この度、臨時のパートタイマーとアルバイトを採用しました。支払う賃金について所得税の課税関係が生ずると思われますが、具体的にどのように取り扱ったらいいでしょうか?
パートタイマーやアルバイトなどを雇用し、それらの者に支払った賃金も源泉徴収の対象となります。

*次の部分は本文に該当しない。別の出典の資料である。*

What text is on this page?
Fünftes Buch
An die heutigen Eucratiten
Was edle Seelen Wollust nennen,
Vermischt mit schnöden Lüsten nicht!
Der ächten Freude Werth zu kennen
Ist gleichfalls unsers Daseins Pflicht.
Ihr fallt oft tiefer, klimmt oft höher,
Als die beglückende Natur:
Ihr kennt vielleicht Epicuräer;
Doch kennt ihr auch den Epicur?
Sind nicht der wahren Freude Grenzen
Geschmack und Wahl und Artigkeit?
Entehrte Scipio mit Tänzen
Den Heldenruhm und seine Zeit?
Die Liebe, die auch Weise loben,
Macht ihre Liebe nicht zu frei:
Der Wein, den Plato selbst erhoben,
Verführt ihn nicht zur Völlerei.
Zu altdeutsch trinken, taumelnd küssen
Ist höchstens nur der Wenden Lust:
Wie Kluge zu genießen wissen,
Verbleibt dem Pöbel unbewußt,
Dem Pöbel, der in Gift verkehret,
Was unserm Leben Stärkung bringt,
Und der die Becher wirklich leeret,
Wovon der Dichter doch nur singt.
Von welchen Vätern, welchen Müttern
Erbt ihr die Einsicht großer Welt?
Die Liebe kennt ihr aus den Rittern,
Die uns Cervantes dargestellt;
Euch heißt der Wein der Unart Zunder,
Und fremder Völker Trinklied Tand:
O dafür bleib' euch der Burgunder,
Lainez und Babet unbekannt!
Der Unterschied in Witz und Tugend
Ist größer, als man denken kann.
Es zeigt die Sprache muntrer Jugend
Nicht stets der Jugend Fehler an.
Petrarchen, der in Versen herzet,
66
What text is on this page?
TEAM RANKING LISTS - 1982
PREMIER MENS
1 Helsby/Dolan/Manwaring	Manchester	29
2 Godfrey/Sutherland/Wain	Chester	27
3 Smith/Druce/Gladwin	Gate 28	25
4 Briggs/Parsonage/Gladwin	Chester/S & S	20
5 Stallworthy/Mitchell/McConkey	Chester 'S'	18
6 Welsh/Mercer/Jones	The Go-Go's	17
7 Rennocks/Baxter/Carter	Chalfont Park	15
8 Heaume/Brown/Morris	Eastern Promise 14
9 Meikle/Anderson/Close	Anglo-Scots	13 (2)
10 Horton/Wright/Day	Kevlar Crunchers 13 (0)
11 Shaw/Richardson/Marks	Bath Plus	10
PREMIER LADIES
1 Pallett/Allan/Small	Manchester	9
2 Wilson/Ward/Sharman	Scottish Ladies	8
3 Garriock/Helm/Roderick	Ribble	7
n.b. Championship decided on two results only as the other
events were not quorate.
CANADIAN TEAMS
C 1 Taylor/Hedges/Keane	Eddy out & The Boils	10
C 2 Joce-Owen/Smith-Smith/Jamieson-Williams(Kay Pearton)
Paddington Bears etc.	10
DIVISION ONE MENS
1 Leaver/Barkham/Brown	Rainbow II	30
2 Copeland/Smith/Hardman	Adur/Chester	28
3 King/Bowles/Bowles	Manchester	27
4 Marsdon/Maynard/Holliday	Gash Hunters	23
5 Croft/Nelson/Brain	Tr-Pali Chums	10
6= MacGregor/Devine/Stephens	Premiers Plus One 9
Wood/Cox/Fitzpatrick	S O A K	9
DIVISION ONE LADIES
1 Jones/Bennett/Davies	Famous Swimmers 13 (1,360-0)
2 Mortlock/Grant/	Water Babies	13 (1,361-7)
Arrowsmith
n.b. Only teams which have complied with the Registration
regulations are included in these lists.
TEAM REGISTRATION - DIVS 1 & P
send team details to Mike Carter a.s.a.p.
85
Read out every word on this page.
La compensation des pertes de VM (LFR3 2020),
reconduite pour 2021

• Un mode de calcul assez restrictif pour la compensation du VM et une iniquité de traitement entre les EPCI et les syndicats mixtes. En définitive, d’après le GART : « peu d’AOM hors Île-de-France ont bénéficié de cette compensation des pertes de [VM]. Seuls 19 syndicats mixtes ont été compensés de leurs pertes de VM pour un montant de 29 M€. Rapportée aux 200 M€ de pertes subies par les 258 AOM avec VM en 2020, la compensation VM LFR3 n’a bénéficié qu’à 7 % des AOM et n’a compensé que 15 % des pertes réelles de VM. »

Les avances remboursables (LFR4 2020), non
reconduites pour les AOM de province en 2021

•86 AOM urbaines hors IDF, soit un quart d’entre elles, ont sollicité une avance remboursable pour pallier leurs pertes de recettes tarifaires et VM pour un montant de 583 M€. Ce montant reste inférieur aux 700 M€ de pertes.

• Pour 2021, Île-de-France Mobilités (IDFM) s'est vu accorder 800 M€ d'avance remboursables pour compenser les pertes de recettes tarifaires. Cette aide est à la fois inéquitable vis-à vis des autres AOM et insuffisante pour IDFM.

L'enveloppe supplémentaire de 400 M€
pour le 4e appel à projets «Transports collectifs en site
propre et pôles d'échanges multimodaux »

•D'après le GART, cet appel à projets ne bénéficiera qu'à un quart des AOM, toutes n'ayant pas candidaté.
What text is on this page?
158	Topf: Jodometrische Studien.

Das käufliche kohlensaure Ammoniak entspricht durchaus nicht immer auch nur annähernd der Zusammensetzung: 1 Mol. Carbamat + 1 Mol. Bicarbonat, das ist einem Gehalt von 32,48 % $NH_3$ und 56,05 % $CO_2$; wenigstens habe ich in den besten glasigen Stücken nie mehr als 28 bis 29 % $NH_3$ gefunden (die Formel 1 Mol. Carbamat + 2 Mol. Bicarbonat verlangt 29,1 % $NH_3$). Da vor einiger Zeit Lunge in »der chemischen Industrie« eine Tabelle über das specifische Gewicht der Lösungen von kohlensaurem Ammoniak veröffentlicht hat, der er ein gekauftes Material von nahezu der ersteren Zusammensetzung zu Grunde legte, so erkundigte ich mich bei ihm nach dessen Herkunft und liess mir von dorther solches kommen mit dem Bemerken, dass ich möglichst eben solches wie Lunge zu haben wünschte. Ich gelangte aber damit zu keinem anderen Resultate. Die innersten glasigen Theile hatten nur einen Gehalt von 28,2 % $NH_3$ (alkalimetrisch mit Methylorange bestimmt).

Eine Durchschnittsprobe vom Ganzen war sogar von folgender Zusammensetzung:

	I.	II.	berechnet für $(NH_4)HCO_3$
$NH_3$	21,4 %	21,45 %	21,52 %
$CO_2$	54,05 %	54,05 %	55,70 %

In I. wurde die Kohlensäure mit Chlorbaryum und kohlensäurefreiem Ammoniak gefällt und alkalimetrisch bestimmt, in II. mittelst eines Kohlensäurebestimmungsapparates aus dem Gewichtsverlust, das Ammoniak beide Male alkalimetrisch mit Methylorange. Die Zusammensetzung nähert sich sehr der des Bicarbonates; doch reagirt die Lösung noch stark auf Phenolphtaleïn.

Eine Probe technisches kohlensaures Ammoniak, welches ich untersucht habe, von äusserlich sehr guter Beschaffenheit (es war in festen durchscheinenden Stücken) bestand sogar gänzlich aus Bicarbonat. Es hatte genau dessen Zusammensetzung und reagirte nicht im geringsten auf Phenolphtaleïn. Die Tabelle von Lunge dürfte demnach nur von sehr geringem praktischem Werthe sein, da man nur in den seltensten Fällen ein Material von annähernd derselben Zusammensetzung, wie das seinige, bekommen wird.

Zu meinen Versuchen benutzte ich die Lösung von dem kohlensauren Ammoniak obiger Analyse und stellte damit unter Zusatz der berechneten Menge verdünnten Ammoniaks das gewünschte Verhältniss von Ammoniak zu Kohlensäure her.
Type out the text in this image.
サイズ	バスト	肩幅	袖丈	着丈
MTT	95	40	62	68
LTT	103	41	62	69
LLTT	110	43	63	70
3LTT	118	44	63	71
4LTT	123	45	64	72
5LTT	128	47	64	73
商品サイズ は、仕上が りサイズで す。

この場合は、次のとおり源泉徴収税額を計算することになります。
  1. あらかじめ定められた雇用期間が2ヶ月以内で、働いた日や時間によって計算して支払う賃金については「給与所得の源泉徴収税額表」の日額表丙欄を適用して税額を計算します。
  2. 1.に該当していたが、雇用期間を延長し、同一の雇用主のもとに継続して2ヶ月を超えて雇われているときは次のとおりです。
    • ①その者から「給与所得者の扶養控除等(異動)申告書」が提出されたとき。 月ごと支払……月額表の甲欄を適用して税額を計算します。
    • ②①の申告書の提出がないとき。 月ごと支払……月額表の乙欄を適用して税額を計算します。
当社では役員および全従業員を対象として2泊3日の慰安旅行を実施することにしました。
この費用は、給与として課税しなければならないのでしょうか?
従業員レクリエーション旅行や研修旅行を行った場合、使用者が負担した費用が参加した人の給与として課税されるかどうかは、その旅行の条件を総合的に勘案して判定します。
従業員レクリエーション旅行の場合は、その旅行によって従業員に供与する経済的利益の額が少額の現物給与は強いて課税しないという少額不追及の趣旨を逸脱しないものであると認められ、かつ、その旅行が次のいずれの要件も満たすものであるときは、原則として、その旅行の費用を旅行に参加した人の給与としなくてもよいことになっています。

(1)旅行の期間が4泊5日以内であること。
  海外旅行の場合には、外国での滞在日数が4泊5日以内であること。

(2)旅行に参加した人数が全体の人数の50%以上であること。
  工場や支店ごとに行う旅行は、それぞれの職場ごとの人数の50%以上が参加することが必要です。

(注)上記いずれの要件も満たしている旅行であっても、自己の都合で旅行に参加しなかった人に金銭を支給する場合には、参加者と不参加者の全員にその不参加者に対して支給する金銭の額に相当する額の給与の支給があったものとされます。

当社の商品を販売する外交員に対しての報酬として固定給と歩合給および販売活動に係る旅費(実費)を支払っていますが、外交員報酬として源泉徴収すべきでしょうか?
外交員に支払われる報酬については、その区分に応じて次のとおり取扱われます。
  1. その報酬が、職務を行うための旅費と、それ以外の部分とが明らかに区分されている場合。
    → 旅費は非課税、それ以外は給与所得
  2. 1.以外の場合で、その報酬が固定給とそれ以外の部分とに明らかに区分されている場合。
    → 固定給は給与所得、それ以外は外交員報酬
  3. 1.および2.以外の場合。
    役務を提供するための旅費等の多寡、その他の事情を総合勘案して、給与か外交員報酬かを判断する。